The Milky Way galaxy has an estimated 300 million exoplanets and is almost 14 billion years old. To find another intelligent species existing at the same time as us just a few light years away would be exceedingly improbable. If those aliens are also using radio frequency technology at the same time as we are, that’s an even bigger coincidence.

This is not the first signal that could be interpreted as having artificial origins. The famous “Wow” signal detected in 1977 by SETI researchers is another example. That one didn’t pan out, but BLC1 could be the first serious contender in decades. Follow-up observations have failed to detect the signal again, a step necessary to confirm that the signal was a technosignature.

A paper by other astronomers released 10 days before the news report about BLC1 describesd the detection of “a bright, long-duration optical flare, accompanied by a series of intense, coherent radio bursts” from Proxima Centauri also in April and May 2019. Their findings have not been directly tied to the BLC1 signal, but the highly energetic flares imply that planets around Proxima Centauri and other red dwarf stars are unlikely to be home intelligent life or other currently known organisms.

 

The Lick Observatory Automated Planet Finder searches on its own for extrasolar planets gathering radial velocity data. The Breakthrough Listen initiative has also been using it to search for laser signals potentially sent by intelligent beings from distant planets. (Lick Observatory)

Breakthrough Listen is part of the Breakthrough Prize Initiative   The largest research effort ever to search for intelligent life beyond Earth, it is being run out of the Berkeley SETI Research Center at the University of California, Berkeley,  and has associations with the pioneering SETI Institute nearby in the Bay Area.  Here is a layman’s description of how the astronomers are using radio telescopes to make their surveys, and how they need your help via SETI@Home.

So far Breakthrough Listen has made public 2 petabytes of data collected from its observations.  One petabyte is 1,125,899,906,842,624 bytes of data.

Instead of building their own telescopes, the Berkeley program decided to use the  Breakthrough Listen funds to buy time on existing radio telescopes they have upgraded with very wide-band recording and digital signal processing equipment.  The SETI Institute has many science programs but also raised funds to build a radio telescope array in northern California.

The Breakthrough Listen program includes a survey of the 1,000,000 closest stars to Earth.

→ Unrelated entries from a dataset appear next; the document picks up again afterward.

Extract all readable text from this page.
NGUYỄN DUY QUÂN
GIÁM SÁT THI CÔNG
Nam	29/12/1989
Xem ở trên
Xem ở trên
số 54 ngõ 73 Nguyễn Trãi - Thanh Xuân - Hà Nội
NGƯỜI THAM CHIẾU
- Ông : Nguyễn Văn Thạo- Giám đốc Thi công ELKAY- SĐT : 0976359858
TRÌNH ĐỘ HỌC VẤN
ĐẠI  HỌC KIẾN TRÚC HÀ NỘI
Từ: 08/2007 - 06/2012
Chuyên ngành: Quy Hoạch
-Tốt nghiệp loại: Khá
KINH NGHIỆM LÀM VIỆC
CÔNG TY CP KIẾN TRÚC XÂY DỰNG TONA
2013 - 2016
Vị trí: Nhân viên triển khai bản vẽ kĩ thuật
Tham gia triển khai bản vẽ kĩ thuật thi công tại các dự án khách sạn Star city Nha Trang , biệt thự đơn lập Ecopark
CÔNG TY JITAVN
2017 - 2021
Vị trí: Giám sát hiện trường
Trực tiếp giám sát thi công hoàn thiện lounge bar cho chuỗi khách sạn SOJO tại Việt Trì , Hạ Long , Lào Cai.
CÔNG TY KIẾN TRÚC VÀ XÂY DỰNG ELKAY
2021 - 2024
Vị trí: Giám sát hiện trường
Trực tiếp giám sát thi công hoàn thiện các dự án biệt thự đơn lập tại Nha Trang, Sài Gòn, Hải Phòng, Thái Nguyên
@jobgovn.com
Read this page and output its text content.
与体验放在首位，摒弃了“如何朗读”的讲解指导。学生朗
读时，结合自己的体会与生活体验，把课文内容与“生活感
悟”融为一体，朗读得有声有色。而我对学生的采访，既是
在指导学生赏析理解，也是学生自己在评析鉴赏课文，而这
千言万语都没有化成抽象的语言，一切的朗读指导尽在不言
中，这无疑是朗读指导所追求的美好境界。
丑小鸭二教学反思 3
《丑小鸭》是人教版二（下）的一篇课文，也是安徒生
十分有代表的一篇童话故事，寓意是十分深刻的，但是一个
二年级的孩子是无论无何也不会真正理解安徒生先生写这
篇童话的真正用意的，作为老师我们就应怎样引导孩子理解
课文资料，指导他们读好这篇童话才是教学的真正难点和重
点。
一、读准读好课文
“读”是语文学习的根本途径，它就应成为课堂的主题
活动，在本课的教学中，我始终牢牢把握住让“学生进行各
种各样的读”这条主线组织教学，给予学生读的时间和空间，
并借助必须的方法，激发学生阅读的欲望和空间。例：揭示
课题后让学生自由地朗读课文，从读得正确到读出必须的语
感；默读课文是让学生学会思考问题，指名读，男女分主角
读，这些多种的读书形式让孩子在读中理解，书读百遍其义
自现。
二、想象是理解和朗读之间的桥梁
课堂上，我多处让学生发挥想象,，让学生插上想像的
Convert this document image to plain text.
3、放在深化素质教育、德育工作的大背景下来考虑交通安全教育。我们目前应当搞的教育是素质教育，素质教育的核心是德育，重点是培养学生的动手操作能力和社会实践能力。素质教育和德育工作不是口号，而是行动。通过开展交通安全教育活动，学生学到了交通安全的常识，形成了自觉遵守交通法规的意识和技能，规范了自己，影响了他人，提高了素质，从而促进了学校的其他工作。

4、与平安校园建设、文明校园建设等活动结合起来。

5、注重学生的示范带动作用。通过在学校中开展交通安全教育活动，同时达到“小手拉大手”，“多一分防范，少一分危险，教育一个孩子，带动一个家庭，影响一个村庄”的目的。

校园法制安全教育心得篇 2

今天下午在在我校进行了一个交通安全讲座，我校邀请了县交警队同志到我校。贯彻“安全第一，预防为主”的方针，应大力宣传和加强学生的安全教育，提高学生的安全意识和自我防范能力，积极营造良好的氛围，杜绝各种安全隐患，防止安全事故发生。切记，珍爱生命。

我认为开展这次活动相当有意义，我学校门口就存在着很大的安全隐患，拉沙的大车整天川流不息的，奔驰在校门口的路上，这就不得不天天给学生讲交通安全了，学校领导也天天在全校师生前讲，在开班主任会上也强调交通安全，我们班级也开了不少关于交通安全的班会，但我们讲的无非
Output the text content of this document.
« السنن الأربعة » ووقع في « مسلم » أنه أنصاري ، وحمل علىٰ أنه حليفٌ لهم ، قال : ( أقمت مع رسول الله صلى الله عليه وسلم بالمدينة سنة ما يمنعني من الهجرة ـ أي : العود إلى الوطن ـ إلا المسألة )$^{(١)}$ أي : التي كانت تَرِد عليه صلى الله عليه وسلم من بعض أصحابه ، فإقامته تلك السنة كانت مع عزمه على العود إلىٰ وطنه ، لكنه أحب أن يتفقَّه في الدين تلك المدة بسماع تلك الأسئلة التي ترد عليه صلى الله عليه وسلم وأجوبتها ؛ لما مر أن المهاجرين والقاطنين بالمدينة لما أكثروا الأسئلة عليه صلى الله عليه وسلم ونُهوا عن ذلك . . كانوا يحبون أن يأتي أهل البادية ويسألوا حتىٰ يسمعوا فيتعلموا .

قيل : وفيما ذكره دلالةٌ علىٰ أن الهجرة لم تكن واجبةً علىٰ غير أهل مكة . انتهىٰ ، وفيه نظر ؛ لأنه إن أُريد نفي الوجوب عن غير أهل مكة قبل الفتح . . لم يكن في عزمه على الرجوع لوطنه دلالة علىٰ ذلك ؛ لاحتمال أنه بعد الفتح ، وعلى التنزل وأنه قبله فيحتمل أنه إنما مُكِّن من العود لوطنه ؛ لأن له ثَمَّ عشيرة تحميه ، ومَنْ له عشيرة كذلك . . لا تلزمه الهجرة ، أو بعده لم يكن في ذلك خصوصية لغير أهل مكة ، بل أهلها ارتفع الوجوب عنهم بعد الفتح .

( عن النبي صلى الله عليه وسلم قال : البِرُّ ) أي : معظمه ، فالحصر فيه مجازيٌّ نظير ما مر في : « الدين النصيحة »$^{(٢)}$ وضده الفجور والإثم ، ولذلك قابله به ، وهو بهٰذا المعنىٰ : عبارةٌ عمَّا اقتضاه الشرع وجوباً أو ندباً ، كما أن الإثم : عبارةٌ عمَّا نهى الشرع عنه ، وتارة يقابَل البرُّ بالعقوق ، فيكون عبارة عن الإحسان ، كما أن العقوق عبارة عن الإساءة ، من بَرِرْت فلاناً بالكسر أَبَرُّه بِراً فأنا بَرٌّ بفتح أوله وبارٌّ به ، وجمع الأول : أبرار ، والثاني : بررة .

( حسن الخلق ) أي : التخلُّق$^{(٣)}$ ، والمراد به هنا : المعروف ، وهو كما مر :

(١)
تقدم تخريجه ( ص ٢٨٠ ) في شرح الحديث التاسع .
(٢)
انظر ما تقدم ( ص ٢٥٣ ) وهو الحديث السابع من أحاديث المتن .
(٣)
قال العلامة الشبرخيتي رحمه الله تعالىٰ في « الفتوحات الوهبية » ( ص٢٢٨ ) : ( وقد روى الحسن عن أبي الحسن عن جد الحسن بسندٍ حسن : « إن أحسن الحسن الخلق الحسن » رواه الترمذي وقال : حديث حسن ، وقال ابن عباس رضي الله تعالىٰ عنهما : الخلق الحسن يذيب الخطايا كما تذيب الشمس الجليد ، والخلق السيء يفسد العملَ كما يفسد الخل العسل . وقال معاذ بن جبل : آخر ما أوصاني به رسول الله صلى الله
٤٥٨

It addition to the galactic center campaign, Breakthrough Listen examines the full galactic plane and, beyond the Milky Way, it listens for messages from the 100 closest galaxies to ours.

The instruments used are 50 times more sensitive than existing telescopes dedicated to the search for intelligence, Breakthrough Listen reports. The radio surveys cover 10 times more of the sky than previous programs. They also cover at least 5 times more of the radio spectrum – and do it 100 times faster. They are sensitive enough to hear a common aircraft radar transmitting to us from any of the 1000 nearest stars.

The initiative is also carrying out the deepest and broadest ever search for optical laser transmissions. These spectroscopic searches are 1000 times more effective at finding laser signals than ordinary visible light surveys. They could detect a 100 watt laser (the energy of a normal household bulb) from 25 trillion miles away.

Breakthrough Listen is committed to operate for 10 years and will spend $100,000,000 on its mission.